The author of this book, Tom Volf, seems to have overreached himself in producing a stage version of Letters & Memoirs. Starring Italian actress Monica Bellucci as Callas, it has received generally poor reviews. One London newspaper referred to the production as a “Callas-tastrophe”. While I haven’t seen this dramatized version of the book, I do find it hard to imagine a stimulating night at the theatre with any actress simply reading from Callas’s writings for 90 minutes and not much else happening on stage.

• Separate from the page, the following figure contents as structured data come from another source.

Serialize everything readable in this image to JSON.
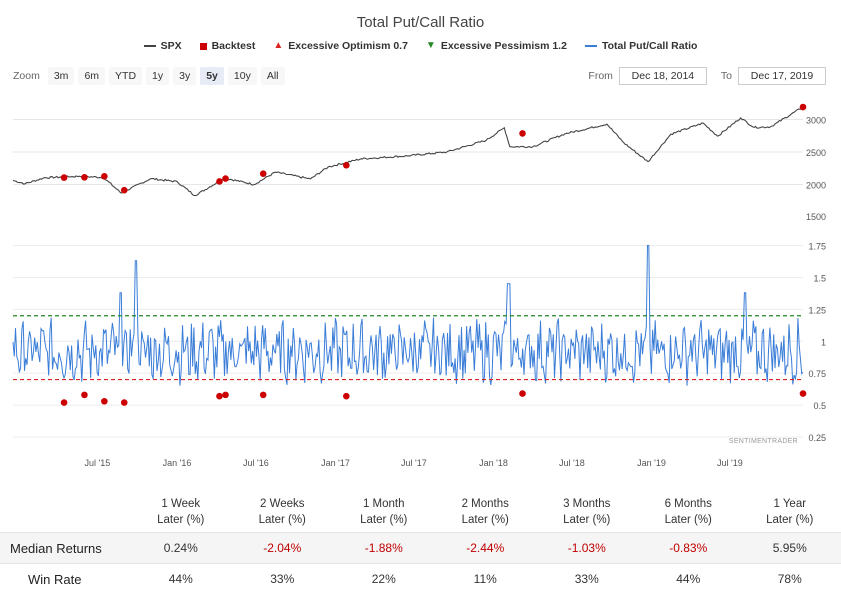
{
  "title": "Total Put/Call Ratio",
  "legend": [
    {
      "label": "SPX",
      "color": "#444444",
      "symbol": "line"
    },
    {
      "label": "Backtest",
      "color": "#cc0000",
      "symbol": "square"
    },
    {
      "label": "Excessive Optimism 0.7",
      "color": "#dd2222",
      "symbol": "triangle-up"
    },
    {
      "label": "Excessive Pessimism 1.2",
      "color": "#228822",
      "symbol": "triangle-down"
    },
    {
      "label": "Total Put/Call Ratio",
      "color": "#3a7dd8",
      "symbol": "line"
    }
  ],
  "zoom": {
    "label": "Zoom",
    "buttons": [
      "3m",
      "6m",
      "YTD",
      "1y",
      "3y",
      "5y",
      "10y",
      "All"
    ],
    "active": "5y"
  },
  "range": {
    "from_label": "From",
    "from": "Dec 18, 2014",
    "to_label": "To",
    "to": "Dec 17, 2019"
  },
  "watermark": "SENTIMENTRADER",
  "chart_data": [
    {
      "type": "line",
      "name": "SPX",
      "x_range": [
        "2014-12-18",
        "2019-12-17"
      ],
      "y_ticks": [
        2000,
        2500,
        3000
      ],
      "y_top_label": "1500",
      "ylim": [
        1500,
        3300
      ],
      "series": [
        {
          "name": "SPX",
          "color": "#444444",
          "points": [
            [
              "2014-12-18",
              2062
            ],
            [
              "2015-01-15",
              2011
            ],
            [
              "2015-03-01",
              2104
            ],
            [
              "2015-05-20",
              2127
            ],
            [
              "2015-07-15",
              2108
            ],
            [
              "2015-08-25",
              1868
            ],
            [
              "2015-11-01",
              2090
            ],
            [
              "2016-01-01",
              2044
            ],
            [
              "2016-02-11",
              1829
            ],
            [
              "2016-04-20",
              2100
            ],
            [
              "2016-06-27",
              2000
            ],
            [
              "2016-08-15",
              2190
            ],
            [
              "2016-11-04",
              2085
            ],
            [
              "2016-12-15",
              2270
            ],
            [
              "2017-03-01",
              2395
            ],
            [
              "2017-06-15",
              2440
            ],
            [
              "2017-09-15",
              2500
            ],
            [
              "2017-12-15",
              2680
            ],
            [
              "2018-01-26",
              2872
            ],
            [
              "2018-02-08",
              2581
            ],
            [
              "2018-04-02",
              2582
            ],
            [
              "2018-06-15",
              2780
            ],
            [
              "2018-09-20",
              2930
            ],
            [
              "2018-10-29",
              2641
            ],
            [
              "2018-12-24",
              2351
            ],
            [
              "2019-02-15",
              2775
            ],
            [
              "2019-04-30",
              2945
            ],
            [
              "2019-06-03",
              2744
            ],
            [
              "2019-07-26",
              3025
            ],
            [
              "2019-08-26",
              2878
            ],
            [
              "2019-10-03",
              2887
            ],
            [
              "2019-12-17",
              3192
            ]
          ]
        }
      ],
      "backtest_points": [
        {
          "x": "2015-04-15",
          "y": 2106
        },
        {
          "x": "2015-06-01",
          "y": 2111
        },
        {
          "x": "2015-07-17",
          "y": 2126
        },
        {
          "x": "2015-09-01",
          "y": 1913
        },
        {
          "x": "2016-04-08",
          "y": 2047
        },
        {
          "x": "2016-04-22",
          "y": 2091
        },
        {
          "x": "2016-07-18",
          "y": 2166
        },
        {
          "x": "2017-01-26",
          "y": 2296
        },
        {
          "x": "2018-03-09",
          "y": 2786
        },
        {
          "x": "2019-12-17",
          "y": 3192
        }
      ]
    },
    {
      "type": "line",
      "name": "Total Put/Call Ratio",
      "x_ticks": [
        "Jul '15",
        "Jan '16",
        "Jul '16",
        "Jan '17",
        "Jul '17",
        "Jan '18",
        "Jul '18",
        "Jan '19",
        "Jul '19"
      ],
      "x_tick_dates": [
        "2015-07-01",
        "2016-01-01",
        "2016-07-01",
        "2017-01-01",
        "2017-07-01",
        "2018-01-01",
        "2018-07-01",
        "2019-01-01",
        "2019-07-01"
      ],
      "y_ticks": [
        "0.25",
        "0.5",
        "0.75",
        "1",
        "1.25",
        "1.5",
        "1.75"
      ],
      "ylim": [
        0.25,
        1.95
      ],
      "thresholds": [
        {
          "name": "Excessive Optimism",
          "value": 0.7,
          "color": "#dd2222"
        },
        {
          "name": "Excessive Pessimism",
          "value": 1.2,
          "color": "#228822"
        }
      ],
      "series_summary": {
        "name": "Total Put/Call Ratio",
        "color": "#3a7dd8",
        "typical_range": [
          0.65,
          1.2
        ],
        "peaks": [
          {
            "x": "2015-09-28",
            "y": 1.63
          },
          {
            "x": "2015-08-24",
            "y": 1.38
          },
          {
            "x": "2018-02-05",
            "y": 1.45
          },
          {
            "x": "2018-12-24",
            "y": 1.75
          },
          {
            "x": "2019-08-05",
            "y": 1.38
          }
        ]
      },
      "backtest_points": [
        {
          "x": "2015-04-15",
          "y": 0.52
        },
        {
          "x": "2015-06-01",
          "y": 0.58
        },
        {
          "x": "2015-07-17",
          "y": 0.53
        },
        {
          "x": "2015-09-01",
          "y": 0.52
        },
        {
          "x": "2016-04-08",
          "y": 0.57
        },
        {
          "x": "2016-04-22",
          "y": 0.58
        },
        {
          "x": "2016-07-18",
          "y": 0.58
        },
        {
          "x": "2017-01-26",
          "y": 0.57
        },
        {
          "x": "2018-03-09",
          "y": 0.59
        },
        {
          "x": "2019-12-17",
          "y": 0.59
        }
      ]
    },
    {
      "type": "table",
      "columns": [
        {
          "line1": "1 Week",
          "line2": "Later (%)"
        },
        {
          "line1": "2 Weeks",
          "line2": "Later (%)"
        },
        {
          "line1": "1 Month",
          "line2": "Later (%)"
        },
        {
          "line1": "2 Months",
          "line2": "Later (%)"
        },
        {
          "line1": "3 Months",
          "line2": "Later (%)"
        },
        {
          "line1": "6 Months",
          "line2": "Later (%)"
        },
        {
          "line1": "1 Year",
          "line2": "Later (%)"
        }
      ],
      "rows": [
        {
          "label": "Median Returns",
          "values": [
            "0.24%",
            "-2.04%",
            "-1.88%",
            "-2.44%",
            "-1.03%",
            "-0.83%",
            "5.95%"
          ]
        },
        {
          "label": "Win Rate",
          "values": [
            "44%",
            "33%",
            "22%",
            "11%",
            "33%",
            "44%",
            "78%"
          ]
        }
      ]
    }
  ]
}
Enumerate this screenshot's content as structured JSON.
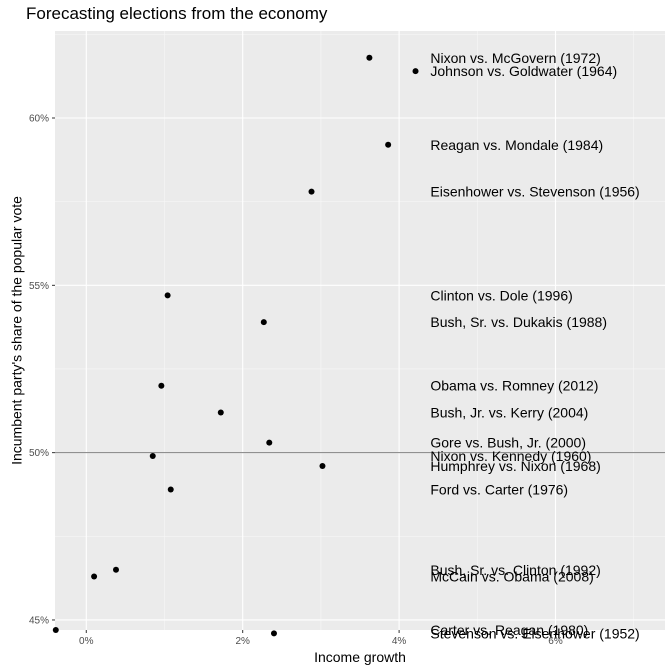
{
  "chart_data": {
    "type": "scatter",
    "title": "Forecasting elections from the economy",
    "xlabel": "Income growth",
    "ylabel": "Incumbent party's share of the popular vote",
    "xlim": [
      -0.4,
      7.4
    ],
    "ylim": [
      44.7,
      62.6
    ],
    "x_ticks": [
      0,
      2,
      4,
      6
    ],
    "x_tick_labels": [
      "0%",
      "2%",
      "4%",
      "6%"
    ],
    "y_ticks": [
      45,
      50,
      55,
      60
    ],
    "y_tick_labels": [
      "45%",
      "50%",
      "55%",
      "60%"
    ],
    "hline": 50,
    "grid": true,
    "label_x": 4.4,
    "points": [
      {
        "x": 3.62,
        "y": 61.8,
        "label": "Nixon vs. McGovern (1972)",
        "label_y": 61.8
      },
      {
        "x": 4.21,
        "y": 61.4,
        "label": "Johnson vs. Goldwater (1964)",
        "label_y": 61.4
      },
      {
        "x": 3.86,
        "y": 59.2,
        "label": "Reagan vs. Mondale (1984)",
        "label_y": 59.2
      },
      {
        "x": 2.88,
        "y": 57.8,
        "label": "Eisenhower vs. Stevenson (1956)",
        "label_y": 57.8
      },
      {
        "x": 1.04,
        "y": 54.7,
        "label": "Clinton vs. Dole (1996)",
        "label_y": 54.7
      },
      {
        "x": 2.27,
        "y": 53.9,
        "label": "Bush, Sr. vs. Dukakis (1988)",
        "label_y": 53.9
      },
      {
        "x": 0.96,
        "y": 52.0,
        "label": "Obama vs. Romney (2012)",
        "label_y": 52.0
      },
      {
        "x": 1.72,
        "y": 51.2,
        "label": "Bush, Jr. vs. Kerry (2004)",
        "label_y": 51.2
      },
      {
        "x": 2.34,
        "y": 50.3,
        "label": "Gore vs. Bush, Jr. (2000)",
        "label_y": 50.3
      },
      {
        "x": 0.85,
        "y": 49.9,
        "label": "Nixon vs. Kennedy (1960)",
        "label_y": 49.9
      },
      {
        "x": 3.02,
        "y": 49.6,
        "label": "Humphrey vs. Nixon (1968)",
        "label_y": 49.6
      },
      {
        "x": 1.08,
        "y": 48.9,
        "label": "Ford vs. Carter (1976)",
        "label_y": 48.9
      },
      {
        "x": 0.38,
        "y": 46.5,
        "label": "Bush, Sr. vs. Clinton (1992)",
        "label_y": 46.5
      },
      {
        "x": 0.1,
        "y": 46.3,
        "label": "McCain vs. Obama (2008)",
        "label_y": 46.3
      },
      {
        "x": -0.39,
        "y": 44.7,
        "label": "Carter vs. Reagan (1980)",
        "label_y": 44.7
      },
      {
        "x": 2.4,
        "y": 44.6,
        "label": "Stevenson vs. Eisenhower (1952)",
        "label_y": 44.6
      }
    ]
  }
}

This is unfortunate as, for me, Letters & Memoirs is the best “autobiography” that Maria Callas never wrote. It draws together, in one fat volume, letters written by-and-to Callas as well as her various shorter memoirs (published and unpublished) that she dictated or wrote herself. And apparently many of the letters are previously unpublished.

I am basing my assessment of the book on reading the original 2019 French edition. But, as best I can tell in searching all over the internet, this book is also available in Italian and Spanish translations. So far, there seems to be no English or Greek versions on the horizon. So, if your French is serviceable, I highly recommend it. If not, go to the Italian or Spanish versions or wait for the English.

This Volf compilation has the advantage that it presents full performance annals and studio recording sessions covering the period of Callas’s mature career from 1947 to 1977. It is extremely useful to have Callas letters and memoirs juxtaposed chronologically with what she was singing at the time.

What strikes me most about this volume is the extent to which Callas was very often a generous and articulate correspondent - very kind to friends and with a talent for writing very long and passionate letters and very many of them.

A sampling of some quotes from Letters & Memoirs:

Callas letter to Elvira de Hidalgo (January 28, 1946):

“Can you imagine that [Met director Edward] Johnson said that I must sing Butterfly, and Desdemona in Otello. For the love of God! I turned around [to him] and said ‘Pardon? I must not have heard correctly because to make me do Butterfly would be ridiculous, fat like I am.’ But I did hear correctly, poor me! Better to shut my mouth and never sing again than sing this. It’s true.” (Page 71).

Franco Zeffirelli to Callas (June 26,1958):

“I believe that our project to film Traviata is a very serious enterprise and it is for this reason that I have worked hard for so long with the goal that it become a reality….I believe that I would blame myself for the rest of my days if we did not succeed now in capturing, on three thousand metres of film, your Traviata!….” (pages 273-274).

Callas letter to Louis Parish (January 23, 1975):

“If I decide to do any more concerts…these will be alone with orchestra. But, right now, calm and lucid as I am, I believe that I will decide to double [doubler] some of my best recordings and interpret them for films, so that they will be able to see Callas on stage (or nearly) and these will be there for posterity, since everyone says that I must leave a record of my acting.” (Page 510).

Callas writing in 1977:

“I have written my memoirs. They are in the music that I interpret - the only language that I really know. The only way in which I can speak of my art and myself. And my recordings, for those who care, tell my story.” (Page 572).

So, you may want to avoid the apparent Callas overexploitation involved in the stage play. But it’s worth looking at this book. I learned more about Callas’s artistry by reading so many more letters and short memoirs that I had never seen before. And as usual for me, I mentally filtered out the Aristotle Onassis material.